There was a brief outline of each of the 12 proceedings in Victoria. It is interesting to note that the first was issued in 2007 at Bendigo, naming (at 12) “Darryl Mark O’Bryan (and Ors – Community Law Resource Group)” as the first plaintiff and Peter Alexander Gargan as the second plaintiff, containing a series of propositions of law, contending that the Deputy Registrar of the High Court and Justice Michael Kirby were “in contempt of the Constitution, and of the Judicial Power of the Commonwealth, with intent on behalf of the Commonwealth to prevent proceedings issuing.” And the final proceeding in 2012, (at 35) Peter Gargan instituted proceedings by way of summons and supporting affidavit in Moorabbin, for “a Writ of Habeas Corpus or a similar order” for James Peter Rech identifying himself “on behalf of James Peter Rech”

Pagone J was satisfied that each of the proceedings were vexatious and that Peter Gargan had habitually, persistently and without any reasonable ground instituted vexatious legal proceedings against the same and different people, and that he should make an order declaring him to be a vexatious litigant. 

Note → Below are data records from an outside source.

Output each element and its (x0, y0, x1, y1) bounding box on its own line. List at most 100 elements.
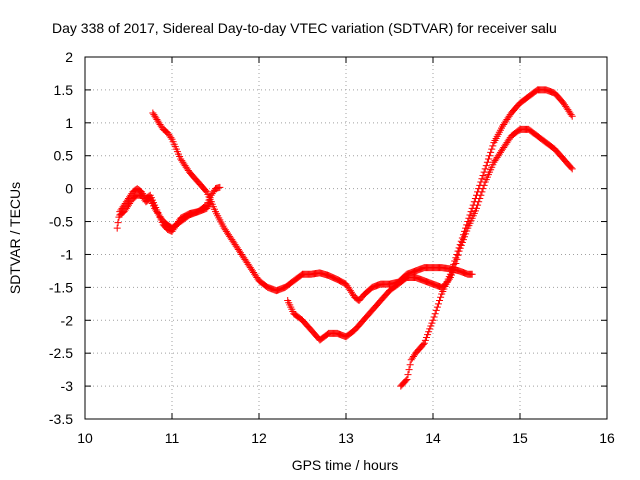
data-point (468, 204, 476, 212)
data-point (427, 322, 435, 330)
y-tick-label: -2 (61, 312, 74, 328)
data-point (484, 155, 492, 163)
data-point (454, 247, 462, 255)
data-point (455, 244, 463, 252)
data-point (488, 145, 496, 153)
data-point (462, 224, 470, 232)
data-point (487, 148, 495, 156)
data-point (433, 303, 441, 311)
data-point (113, 224, 121, 232)
data-point (466, 211, 474, 219)
data-point (567, 164, 575, 172)
data-point (403, 376, 411, 384)
x-tick-label: 15 (512, 430, 528, 446)
data-point (405, 366, 413, 374)
data-point (436, 297, 444, 305)
x-tick-label: 12 (251, 430, 267, 446)
y-tick-label: 0.5 (54, 148, 74, 164)
data-point (428, 319, 436, 327)
data-point (482, 162, 490, 170)
data-point (474, 188, 482, 196)
data-point (167, 134, 175, 142)
y-tick-label: -1.5 (49, 279, 73, 295)
y-tick-label: 2 (65, 49, 73, 65)
y-tick-label: -1 (61, 246, 74, 262)
data-point (450, 260, 458, 268)
y-tick-label: -3 (61, 378, 74, 394)
data-point (486, 152, 494, 160)
y-axis-label: SDTVAR / TECUs (7, 182, 23, 294)
data-point (458, 234, 466, 242)
series-track-b (116, 191, 215, 232)
data-layer (113, 86, 576, 390)
data-point (468, 270, 476, 278)
data-point (449, 264, 457, 272)
data-point (471, 195, 479, 203)
data-point (473, 191, 480, 199)
data-point (465, 214, 473, 222)
data-point (469, 201, 477, 209)
data-point (446, 270, 454, 278)
data-point (483, 158, 491, 166)
data-point (114, 219, 122, 227)
y-tick-label: 1.5 (54, 82, 74, 98)
data-point (434, 300, 442, 308)
series-track-c (149, 109, 476, 305)
data-point (422, 334, 430, 342)
chart-title: Day 338 of 2017, Sidereal Day-to-day VTE… (52, 20, 557, 36)
data-point (447, 267, 455, 275)
data-point (464, 218, 472, 226)
y-tick-label: -2.5 (49, 345, 73, 361)
y-tick-label: -3.5 (49, 411, 73, 427)
series-track-e (397, 86, 576, 390)
data-point (467, 208, 475, 216)
data-point (432, 306, 440, 314)
data-point (568, 112, 576, 120)
data-point (419, 341, 427, 349)
data-point (457, 237, 465, 245)
data-point (437, 293, 445, 301)
data-point (421, 336, 429, 344)
data-point (475, 185, 483, 193)
data-point (420, 339, 428, 347)
x-axis-label: GPS time / hours (292, 457, 399, 473)
data-point (429, 316, 437, 324)
x-tick-label: 13 (338, 430, 354, 446)
x-tick-label: 11 (165, 430, 180, 446)
data-point (489, 142, 497, 150)
x-tick-label: 16 (599, 430, 615, 446)
data-point (470, 198, 478, 206)
series-track-d (284, 125, 576, 344)
data-point (424, 331, 432, 339)
tick-layer: 10 11 12 13 14 15 16 2 1.5 1 0.5 0 -0.5 -1 -1.5 -2 -2.5 -… (49, 49, 615, 446)
data-point (431, 310, 439, 318)
data-point (425, 328, 433, 336)
y-tick-label: 0 (65, 181, 73, 197)
data-point (404, 371, 412, 379)
x-tick-label: 14 (425, 430, 441, 446)
data-point (202, 187, 210, 195)
data-point (463, 221, 471, 229)
data-point (402, 377, 410, 385)
grid-layer (85, 57, 607, 419)
data-point (477, 178, 485, 186)
data-point (480, 168, 488, 176)
y-tick-label: -0.5 (49, 214, 73, 230)
data-point (476, 181, 484, 189)
data-point (478, 175, 486, 183)
data-point (406, 361, 414, 369)
data-point (430, 313, 438, 321)
data-point (456, 241, 464, 249)
data-point (453, 250, 461, 258)
x-tick-label: 10 (77, 430, 93, 446)
data-point (459, 231, 467, 239)
data-point (426, 325, 434, 333)
data-point (567, 111, 575, 119)
data-point (481, 165, 489, 173)
data-point (451, 257, 459, 265)
data-point (479, 171, 487, 179)
data-point (216, 183, 224, 191)
data-point (461, 227, 469, 235)
data-point (452, 254, 460, 262)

In Gargan, in the matter of Gargan [2018] FCA 871, Peter Gargan again applied for leave to commence a proceeding to set aside the sequestration order made against him by Hely J in 2004. The application was dismissed by Mortimer J, who cited several relevant passages from the judgements of his previous attempts, and noted his affidavit did not set out any details, let alone “all relevant facts” about this new attempt to set aside that sequestration order. Rather, he only stated that he “decided to try again to get my second Bankruptcy annulled, after the Federal Court (Criminal Proceedings) Rules 2016 were made on the 6th November 2016, and a way to get an account taken in equity may have been opened up”. His Honour considered it would be an abuse of the Court’s processes for him to be permitted to challenge the 2004 sequestration orders again, on grounds which were without any arguable basis in the terms they were advanced.